| Feature | Traditional Science (Lanyon) | Radical Science (Jekyll) |
|---|---|---|
| Foundation | Materialism and observable facts | Metaphysics and the human soul |
| Goal | Healing and understanding nature | Altering and transcending nature |
| Religious View | Operates within God's laws | Challenges or 'plays' God |
| Outcome | Stability and professional respect | Chaos and moral disintegration |
Analyze the Language: Look for the specific vocabulary used by characters to describe science. Lanyon uses dismissive, rational terms ('balderdash'), while Jekyll uses emotive, almost religious terms ('transcendental', 'heresy').
Connect to Context: Always link scientific points to Victorian anxieties, specifically Darwinism and the Crisis of Faith. Explain how Hyde represents the 'primitive' that science was supposed to have evolved past.
Identify the 'Playing God' Trope: Discuss how Jekyll’s downfall is a moral commentary on the dangers of scientific ambition that lacks a religious or ethical compass.
Check for Duality: Remember that the science/religion theme is a subset of the broader theme of duality. Science is the method Jekyll uses to explore his dual nature.

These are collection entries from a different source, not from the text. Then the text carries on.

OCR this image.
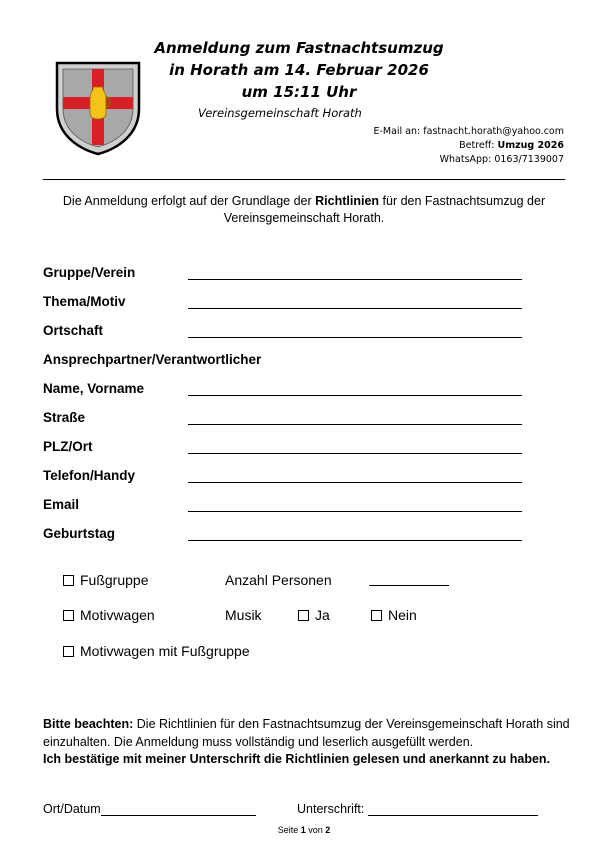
Anmeldung zum Fastnachtsumzug
in Horath am 14. Februar 2026
um 15:11 Uhr
Vereinsgemeinschaft Horath
E-Mail an: fastnacht.horath@yahoo.com
Betreff: Umzug 2026
WhatsApp: 0163/7139007
Die Anmeldung erfolgt auf der Grundlage der Richtlinien für den Fastnachtsumzug der Vereinsgemeinschaft Horath.
Gruppe/Verein
Thema/Motiv
Ortschaft
Ansprechpartner/Verantwortlicher
Name, Vorname
Straße
PLZ/Ort
Telefon/Handy
Email
Geburtstag
Fußgruppe	Anzahl Personen
Motivwagen	Musik	Ja	Nein
Motivwagen mit Fußgruppe
Bitte beachten: Die Richtlinien für den Fastnachtsumzug der Vereinsgemeinschaft Horath sind einzuhalten. Die Anmeldung muss vollständig und leserlich ausgefüllt werden.
Ich bestätige mit meiner Unterschrift die Richtlinien gelesen und anerkannt zu haben.
Ort/Datum	Unterschrift:
Seite 1 von 2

Misconception: Thinking the text is 'anti-science'. In reality, it critiques unregulated and unethical science, contrasting it with Lanyon’s respectable, albeit limited, scientific approach.
Over-simplification: Viewing Hyde as just a 'monster'. He is a specific scientific result designed to prove a theory about the human soul, making him a biological and spiritual experiment.
Ignoring the Religious Ending: Students often focus on the 'potion' but forget that Jekyll’s final confession is filled with religious guilt and references to 'the devil' and 'judgment'.